Voilà typiquement le genre d’adresses qui vous bouscule. Et vous interroge sur ce lien ténu, intrinsèque, entre l’assiette, le service, l’épaisseur de la carte des vins, le cadre… La cohérence globale ne constitue pas une chimère, mais une rareté. Sur ce terrain-là, l’Itinérance – qui a ouvert ses portes depuis quelques semaines seulement et qui n’appartient pas à un groupe d’investisseurs richissimes, rappelons-le -, ne fait pas exception. Celle-ci est ailleurs. Où ? Là où elle se doit d’être essentielle : l’assiette. 

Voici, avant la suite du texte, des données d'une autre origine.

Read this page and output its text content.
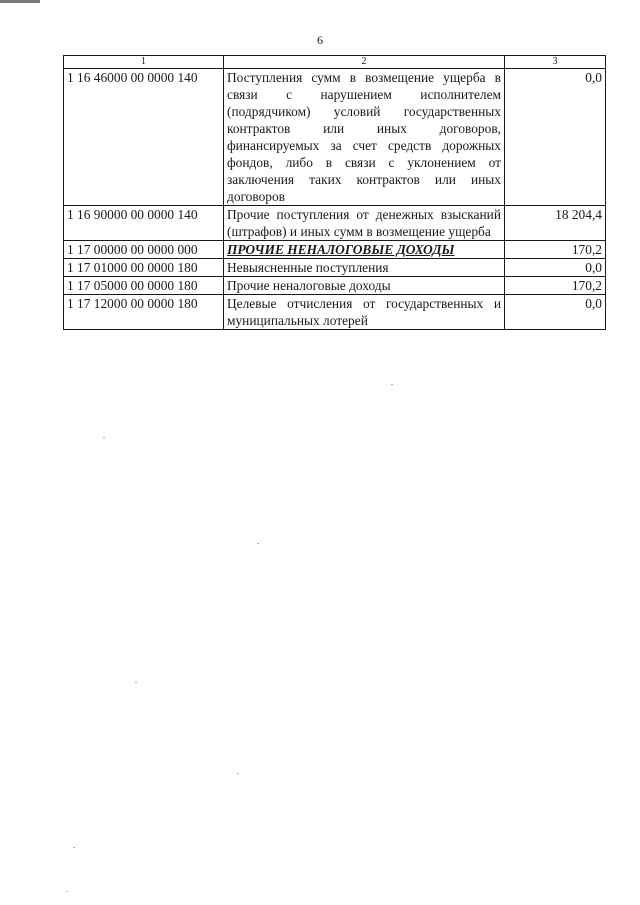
6
1	2	3
1 16 46000 00 0000 140	Поступления сумм в возмещение ущерба в связи с нарушением исполнителем (подрядчиком) условий государственных контрактов или иных договоров, финансируемых за счет средств дорожных фондов, либо в связи с уклонением от заключения таких контрактов или иных договоров	0,0
1 16 90000 00 0000 140	Прочие поступления от денежных взысканий (штрафов) и иных сумм в возмещение ущерба	18 204,4
1 17 00000 00 0000 000	ПРОЧИЕ НЕНАЛОГОВЫЕ ДОХОДЫ	170,2
1 17 01000 00 0000 180	Невыясненные поступления	0,0
1 17 05000 00 0000 180	Прочие неналоговые доходы	170,2
1 17 12000 00 0000 180	Целевые отчисления от государственных и муниципальных лотерей	0,0
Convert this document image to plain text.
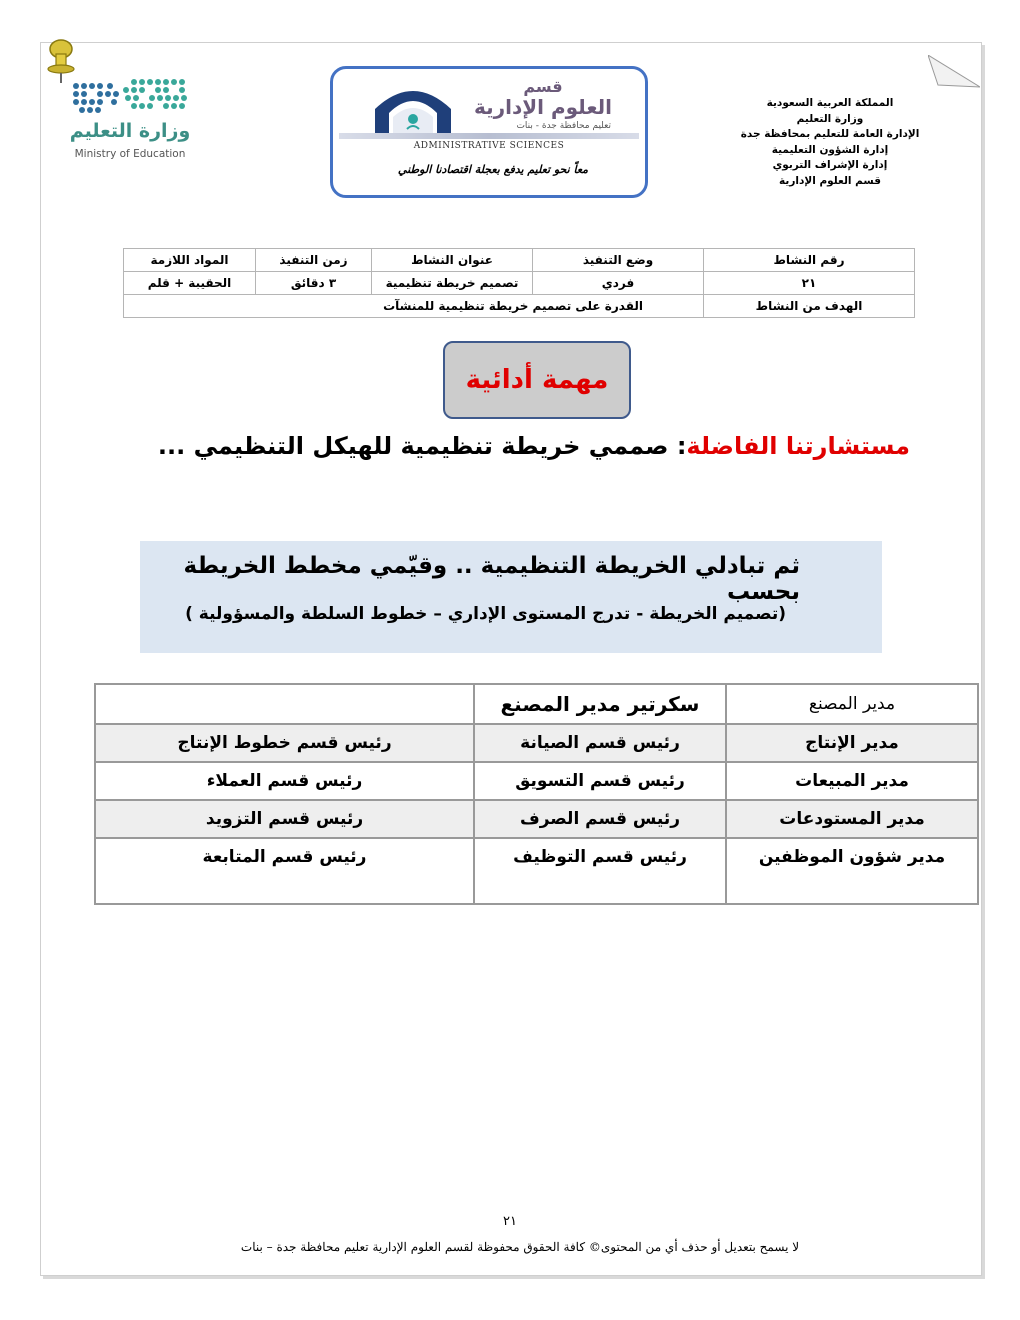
وزارة التعليم
Ministry of Education
قسم
العلوم الإدارية
تعليم محافظة جدة - بنات
ADMINISTRATIVE SCIENCES
معاً نحو تعليم يدفع بعجلة اقتصادنا الوطني
المملكة العربية السعودية
وزارة التعليم
الإدارة العامة للتعليم بمحافظة جدة
إدارة الشؤون التعليمية
إدارة الإشراف التربوي
قسم العلوم الإدارية
رقم النشاط	وضع التنفيذ	عنوان النشاط	زمن التنفيذ	المواد اللازمة
٢١	فردي	تصميم خريطة تنظيمية	٣ دقائق	الحقيبة + قلم
الهدف من النشاط	القدرة على تصميم خريطة تنظيمية للمنشآت			
مهمة أدائية
مستشارتنا الفاضلة: صممي خريطة تنظيمية للهيكل التنظيمي ...
ثم تبادلي الخريطة التنظيمية .. وقيّمي مخطط الخريطة بحسب
(تصميم الخريطة - تدرج المستوى الإداري – خطوط السلطة والمسؤولية )
مدير المصنع	سكرتير مدير المصنع	
مدير الإنتاج	رئيس قسم الصيانة	رئيس قسم خطوط الإنتاج
مدير المبيعات	رئيس قسم التسويق	رئيس قسم العملاء
مدير المستودعات	رئيس قسم الصرف	رئيس قسم التزويد
مدير شؤون الموظفين	رئيس قسم التوظيف	رئيس قسم المتابعة
٢١
لا يسمح بتعديل أو حذف أي من المحتوى© كافة الحقوق محفوظة لقسم العلوم الإدارية تعليم محافظة جدة – بنات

L’assiette, rien que l’assiette donc, et ne pas en dévier pour vivre un moment d’une rare intensité. Il y a dans la cuisine de Manogeran Shasitharan un talent dingue, où l’ou retrouve l’exaltation du produit et l’impétuosité des saveurs. Sans jamais en faire trop, sans jamais tomber dans le complexe. D’ailleurs, le trop complexe ne peut exister quand le chef oeuvre seul – ou presque, simplement accompagné d’un commis – en cuisine pour propulser des menus en trois ou six services. Il y a du Bruno Verjus dans la cuisine de Jack, dans son rapport au produit qui s’impose avec évidence ; il y a aussi du Alexandre Mazzia, pour sa capacité à mélanger subtilement les saveurs et à créer un délicat voyage immobile ; et il y a enfin du Christophe Pelé, au regard de sa capacité à susciter l’émotion en quelques bouchées pensées en un rien de temps avant le début du service. Bien sûr, Jack is Jack, et toute comparaison constitue un exercice périlleux. Reste cette sublime sensation d’avoir découvert une cuisine singulière, orchestrée en solitaire par un chef au parcours incroyable (Il a connu les affres de la rue et du déracinement, à l’instar d’Alan Geaam par exemple), marqué à vie par les odeurs de son enfance (sa chambre donnait sur… la cuisine où sa mère cuisinait en continu pour toute la famille) et tout simplement doué pour s’exprimer à coups de mets et de plats. Une pépite, une vraie. 

Le chef Manogeran Shasitharan, surnommé « Jack »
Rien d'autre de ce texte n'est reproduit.